本文分析基于Android 13 (T)
异常,是程序未按预设逻辑运行的一种提示。
Java中的异常输出通常包含一句提示语和其发生时的调用栈。多数情况下,这些提示是直接且清晰的。但如果我们将异常捕获后封装一下重新抛出,或者让它发生在跨进程通信的过程中,那么此时的调用栈信息将会变得复杂,甚至会干扰我们对最终原因的判断。以下将详解几种不同形式的异常调用栈。
以下是剥离了时间、pid、tid和tag后的输出。
*** FATAL EXCEPTION IN SYSTEM PROCESS: main
java.lang.RuntimeException: Error receiving broadcast Intent { act=android.intent.action.NEW_OUTGOING_CALL flg=0x11000010 (has extras) } in com.android.server.location.injector.SystemEmergencyHelper$1@42d2813
at android.app.LoadedApk$ReceiverDispatcher$Args.lambda$getRunnable$0$android-app-LoadedApk$ReceiverDispatcher$Args(LoadedApk.java:1800)

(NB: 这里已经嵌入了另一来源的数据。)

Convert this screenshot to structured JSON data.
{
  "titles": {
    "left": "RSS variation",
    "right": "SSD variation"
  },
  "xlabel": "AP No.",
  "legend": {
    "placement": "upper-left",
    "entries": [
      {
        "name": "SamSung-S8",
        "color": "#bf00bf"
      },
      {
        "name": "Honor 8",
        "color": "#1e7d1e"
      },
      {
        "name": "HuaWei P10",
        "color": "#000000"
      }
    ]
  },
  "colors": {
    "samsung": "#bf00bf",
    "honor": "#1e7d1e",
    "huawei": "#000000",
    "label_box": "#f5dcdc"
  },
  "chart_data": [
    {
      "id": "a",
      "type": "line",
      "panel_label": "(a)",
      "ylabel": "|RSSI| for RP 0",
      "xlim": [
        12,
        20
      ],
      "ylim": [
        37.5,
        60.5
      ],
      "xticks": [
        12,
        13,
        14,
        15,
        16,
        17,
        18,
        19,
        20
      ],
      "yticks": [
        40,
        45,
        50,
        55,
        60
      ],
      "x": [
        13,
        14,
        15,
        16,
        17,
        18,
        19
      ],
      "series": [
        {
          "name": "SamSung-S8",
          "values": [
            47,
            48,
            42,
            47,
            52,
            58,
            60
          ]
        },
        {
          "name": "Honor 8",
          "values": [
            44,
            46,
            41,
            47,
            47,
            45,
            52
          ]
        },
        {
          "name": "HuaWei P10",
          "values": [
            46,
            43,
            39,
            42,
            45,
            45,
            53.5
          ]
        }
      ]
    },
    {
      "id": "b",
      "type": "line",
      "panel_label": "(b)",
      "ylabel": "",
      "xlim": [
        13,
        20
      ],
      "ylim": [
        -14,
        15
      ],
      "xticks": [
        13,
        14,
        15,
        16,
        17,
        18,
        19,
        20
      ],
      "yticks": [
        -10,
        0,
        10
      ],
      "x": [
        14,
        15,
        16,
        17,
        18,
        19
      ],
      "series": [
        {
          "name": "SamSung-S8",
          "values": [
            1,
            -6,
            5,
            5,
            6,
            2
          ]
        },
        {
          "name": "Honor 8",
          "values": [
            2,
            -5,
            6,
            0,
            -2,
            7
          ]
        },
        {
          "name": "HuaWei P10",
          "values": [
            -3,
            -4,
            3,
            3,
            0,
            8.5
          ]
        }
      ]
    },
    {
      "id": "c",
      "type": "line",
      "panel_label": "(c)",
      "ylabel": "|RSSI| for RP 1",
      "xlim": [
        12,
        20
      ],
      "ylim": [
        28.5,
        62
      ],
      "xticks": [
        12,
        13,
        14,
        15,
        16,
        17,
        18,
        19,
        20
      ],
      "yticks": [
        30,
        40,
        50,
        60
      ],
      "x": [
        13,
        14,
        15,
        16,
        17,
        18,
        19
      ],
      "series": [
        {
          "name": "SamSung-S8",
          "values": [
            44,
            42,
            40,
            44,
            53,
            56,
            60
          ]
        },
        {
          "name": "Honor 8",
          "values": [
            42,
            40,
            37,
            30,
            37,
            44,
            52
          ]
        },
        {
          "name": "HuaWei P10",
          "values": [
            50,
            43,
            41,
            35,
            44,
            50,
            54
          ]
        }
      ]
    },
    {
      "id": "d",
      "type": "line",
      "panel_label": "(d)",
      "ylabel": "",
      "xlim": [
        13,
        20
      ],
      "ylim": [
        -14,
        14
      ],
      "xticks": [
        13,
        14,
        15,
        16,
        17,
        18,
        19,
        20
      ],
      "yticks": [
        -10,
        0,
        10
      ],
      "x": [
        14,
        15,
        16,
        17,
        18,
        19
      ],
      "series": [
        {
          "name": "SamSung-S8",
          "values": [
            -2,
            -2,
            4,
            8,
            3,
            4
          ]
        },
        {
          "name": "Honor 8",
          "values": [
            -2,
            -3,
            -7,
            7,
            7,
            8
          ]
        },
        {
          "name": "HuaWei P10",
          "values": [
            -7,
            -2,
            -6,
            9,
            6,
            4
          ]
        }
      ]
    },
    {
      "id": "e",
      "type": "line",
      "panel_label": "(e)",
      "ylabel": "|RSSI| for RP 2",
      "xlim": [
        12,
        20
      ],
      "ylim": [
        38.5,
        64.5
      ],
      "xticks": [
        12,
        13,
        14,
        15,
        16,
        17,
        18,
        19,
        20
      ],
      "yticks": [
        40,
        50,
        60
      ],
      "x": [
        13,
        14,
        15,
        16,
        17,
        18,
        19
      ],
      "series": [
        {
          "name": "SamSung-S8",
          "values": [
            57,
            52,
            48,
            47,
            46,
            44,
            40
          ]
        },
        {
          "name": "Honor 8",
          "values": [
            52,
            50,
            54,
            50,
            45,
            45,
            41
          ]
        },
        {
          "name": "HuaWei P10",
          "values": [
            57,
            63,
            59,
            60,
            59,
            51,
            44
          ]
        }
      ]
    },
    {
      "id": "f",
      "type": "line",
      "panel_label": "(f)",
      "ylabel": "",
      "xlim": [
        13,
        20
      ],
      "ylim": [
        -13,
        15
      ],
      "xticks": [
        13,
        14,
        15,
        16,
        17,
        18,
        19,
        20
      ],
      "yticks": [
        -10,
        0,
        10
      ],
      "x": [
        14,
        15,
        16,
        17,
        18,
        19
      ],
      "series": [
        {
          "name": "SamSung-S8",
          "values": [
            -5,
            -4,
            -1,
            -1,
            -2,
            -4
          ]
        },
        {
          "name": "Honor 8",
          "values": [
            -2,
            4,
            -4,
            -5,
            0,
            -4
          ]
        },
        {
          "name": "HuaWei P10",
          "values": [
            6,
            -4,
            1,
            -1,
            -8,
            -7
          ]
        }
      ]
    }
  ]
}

at android.app.LoadedApk$ReceiverDispatcher$Args$$ExternalSyntheticLambda0.run(Unknown Source:2)
at android.os.Handler.handleCallback(Handler.java:942)
at android.os.Handler.dispatchMessage(Handler.java:99)
at android.os.Looper.loopOnce(Looper.java:201)
at android.os.Looper.loop(Looper.java:288)
at com.android.server.SystemServer.run(SystemServer.java:966)
at com.android.server.SystemServer.main(SystemServer.java:651)
at java.lang.reflect.Method.invoke(Native Method)
at com.android.internal.os.RuntimeInit$MethodAndArgsCaller.run(RuntimeInit.java:548)
at com.android.internal.os.ZygoteInit.main(ZygoteInit.java:920)
Caused by: java.lang.IllegalStateException: telephony service is null.
at android.telephony.TelephonyManager.isEmergencyNumber(TelephonyManager.java:14136)
at com.android.server.location.injector.SystemEmergencyHelper$1.onReceive(SystemEmergencyHelper.java:70)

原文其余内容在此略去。